A dimensão jurídico-administrativa da gestão tange aos processos de
construção de estratégias de caráter técnico, para efetivação da intersetorialidade.
Nesse sentido são necessários instrumentos que proporcionem ações efetivas a
partir da elaboração e pactuação de protocolos intra-setoriais, contemplando
diferentes níveis de complexidade dos serviços e de projetos, protocolos
intersetoriais, como a constituição de redes de políticas públicas com a participação
de organizações da sociedade civil em, sobretudo no campo da política social.
Inojosa (2001, p. 4) define a intersetorialidade como a articulação de
saberes e experiências para o planejamento, a realização de avaliação de políticas,
programas e projetos, cujo fim é alcançar resultados cooperativos em situações
complexas. A ausência de uma dinâmica pluridimensional significa que os diferentes
operadores públicos e associados atuam sobre os serviços que lhes são mais
diretamente afetos. A intersetorialidade se torna, assim, uma qualidade necessária
ao processo de intervenção. Programas, projetos, equipes técnicas são desafiados
ao diálogo, ao trabalho conjunto com a perspectiva da inclusão social. A
intersetorialidade se torna elemento político indispensável na garantia dos direitos de
cidadãos e cidadãs, não como fator de favor para os cidadãos sim como
cumprimento da integralidade do “direito a ter direitos” conforme cita Pereira (apud
Monnerat, Almeida e Souza, 2014 p. 27):
E há, ainda quem veja no exercício da intersetorialidade a possibilidade de substituição de necessidades por direitos, como se as políticas sociais não tivessem como principal atribuição a concretização de direitos sociais para atender necessidades que no sistema capitalista, constituem a força desencadeadora da conquista da cidadania e de mudanças. Afinal, não se pode esquecer que o trabalho constitui uma necessidade vital e eterna, que medeia a relação do homem com a natureza e propicia a transformação de ambos. Por fim, e em maior conformidade com a perspectiva dialética, há os que percebem a presença de contradições e conflitos nas relações intersetoriais; e isso indica, no âmbito dessa temática, o prenuncio de uma abordagem analítica mais complexa, dinâmica e relacional, que pode ser mais bem explicitada a partir do exame da contribuição que o conceito de interdisciplinaridade poderá fornecer à noção de intersetorialidade.

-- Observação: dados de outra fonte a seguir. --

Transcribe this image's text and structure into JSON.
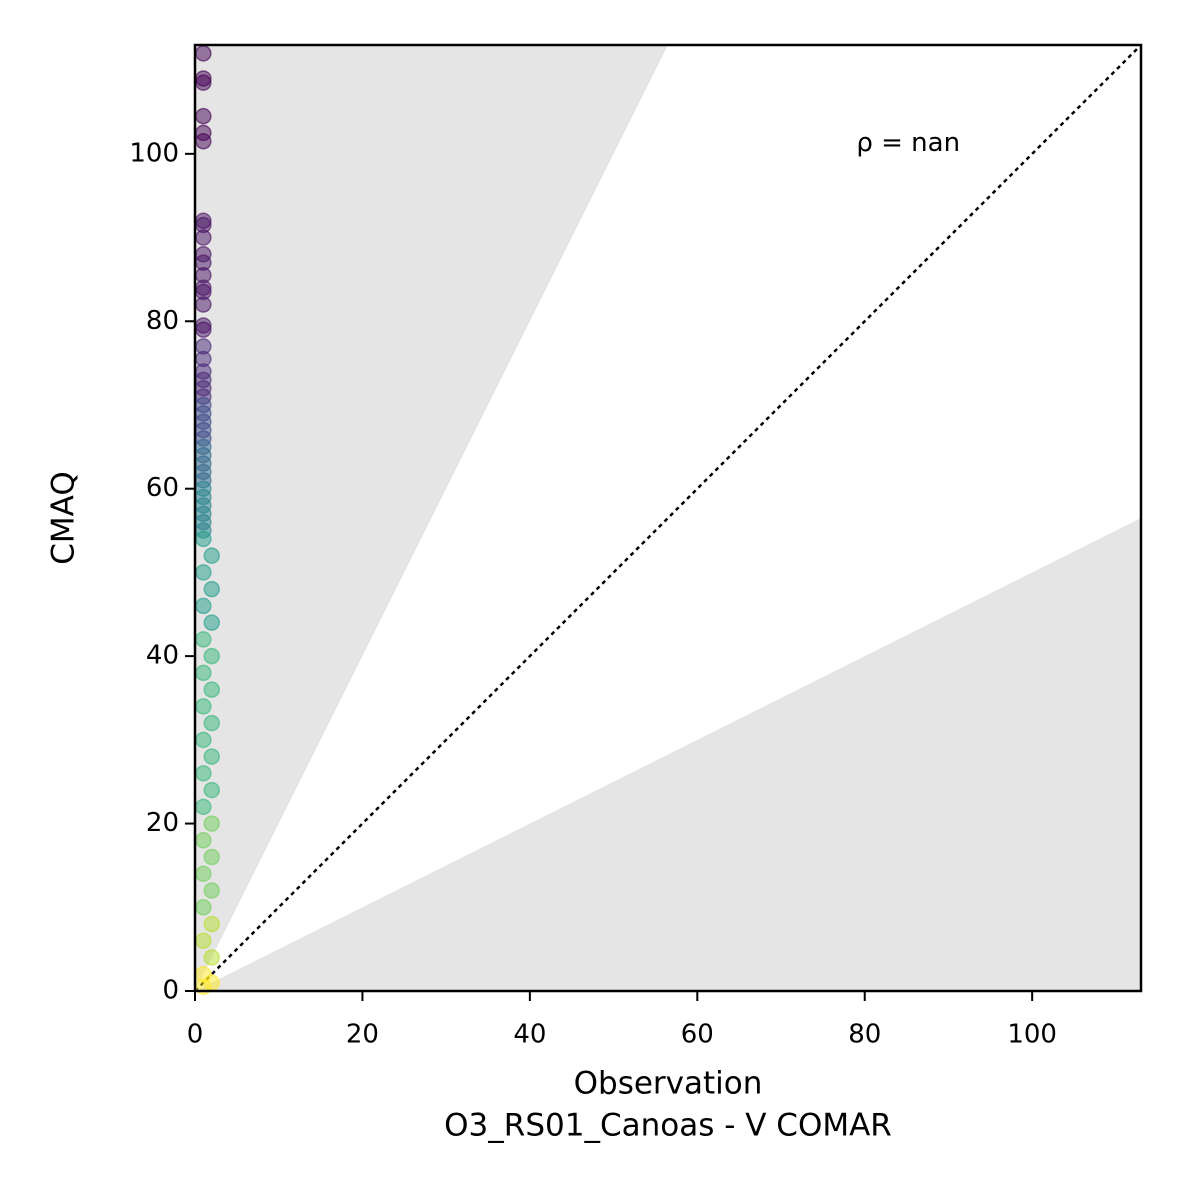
{
  "chart_data": {
    "type": "scatter",
    "xlabel": [
      "Observation",
      "O3_RS01_Canoas - V COMAR"
    ],
    "ylabel": "CMAQ",
    "annotation": {
      "text": "ρ = nan",
      "x": 79,
      "y": 101
    },
    "xlim": [
      0,
      113
    ],
    "ylim": [
      0,
      113
    ],
    "xticks": [
      0,
      20,
      40,
      60,
      80,
      100
    ],
    "yticks": [
      0,
      20,
      40,
      60,
      80,
      100
    ],
    "reference_factor": 2,
    "series": [
      {
        "x": [
          1,
          1,
          1,
          1,
          1,
          1,
          1,
          1,
          1,
          1,
          1,
          1,
          1,
          1,
          1,
          1,
          1,
          1,
          1,
          1,
          1,
          1,
          1,
          1,
          1,
          1,
          1,
          1,
          1,
          1,
          1,
          1,
          1,
          1,
          1,
          1,
          1,
          1,
          1,
          1,
          2,
          1,
          2,
          1,
          2,
          1,
          2,
          1,
          2,
          1,
          2,
          1,
          2,
          1,
          2,
          1,
          2,
          1,
          2,
          1,
          2,
          1,
          2,
          1,
          2,
          1,
          2,
          1
        ],
        "values": [
          112,
          109,
          108.5,
          104.5,
          102.5,
          101.5,
          92,
          91.5,
          90,
          88,
          87,
          85.5,
          84,
          83.5,
          82,
          79.5,
          79,
          77,
          75.5,
          74,
          73,
          72,
          71,
          70,
          69,
          68,
          67,
          66,
          65,
          64,
          63,
          62,
          61,
          60,
          59,
          58,
          57,
          56,
          55,
          54,
          52,
          50,
          48,
          46,
          44,
          42,
          40,
          38,
          36,
          34,
          32,
          30,
          28,
          26,
          24,
          22,
          20,
          18,
          16,
          14,
          12,
          10,
          8,
          6,
          4,
          2,
          1,
          0.5
        ],
        "colors": [
          "#440154",
          "#440154",
          "#440154",
          "#440154",
          "#440154",
          "#440154",
          "#471164",
          "#471164",
          "#471164",
          "#471164",
          "#471164",
          "#471164",
          "#471164",
          "#471164",
          "#471164",
          "#471164",
          "#471164",
          "#482878",
          "#482878",
          "#482878",
          "#482878",
          "#482878",
          "#482878",
          "#3e4a89",
          "#3e4a89",
          "#3e4a89",
          "#3e4a89",
          "#3e4a89",
          "#31688e",
          "#31688e",
          "#31688e",
          "#31688e",
          "#31688e",
          "#26828e",
          "#26828e",
          "#26828e",
          "#26828e",
          "#26828e",
          "#26828e",
          "#1f9e89",
          "#1f9e89",
          "#1f9e89",
          "#1f9e89",
          "#1f9e89",
          "#1f9e89",
          "#35b779",
          "#35b779",
          "#35b779",
          "#35b779",
          "#35b779",
          "#35b779",
          "#35b779",
          "#35b779",
          "#35b779",
          "#35b779",
          "#35b779",
          "#6ece58",
          "#6ece58",
          "#6ece58",
          "#6ece58",
          "#6ece58",
          "#6ece58",
          "#b5de2b",
          "#b5de2b",
          "#b5de2b",
          "#fde725",
          "#fde725",
          "#fde725"
        ]
      }
    ]
  }
}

De acordo com essa perspectiva observa-se que muitos gestores atuam
buscando respostas diferentes e isoladas, para resolver situações sociais
complexas, que são comuns a outros setores, inclusive considerando o mesmo
público alvo. A setorialização das demandas sociais provoca a não valorização do
cidadão na integralidade de seus direitos e, portanto, proporciona serviços públicos
fragmentados em seus planejamento e execução. Segundo Santos (São Paulo
2011, p.32):
A intersetorialidade é, porém, resultado de um processo ainda pouco claro e descoordenado de modelo de gestão de políticas públicas, cuja problematização impõe o desenvolvimento de modelos integrativos de gestão governamental. Pouco clara, pois a normatização associada aos programas somente recentemente forneceu orientações aos municípios sobre quais as ações e estratégias configuram uma ação intersetorial. Descoordenada, no sentido que os setores envolvidos interagem pouco para produzir os resultados previstos pelo programa, ou seja, o elo entre os setores ainda é fraco, com baixa troca de informações, experiências e trabalho em equipe.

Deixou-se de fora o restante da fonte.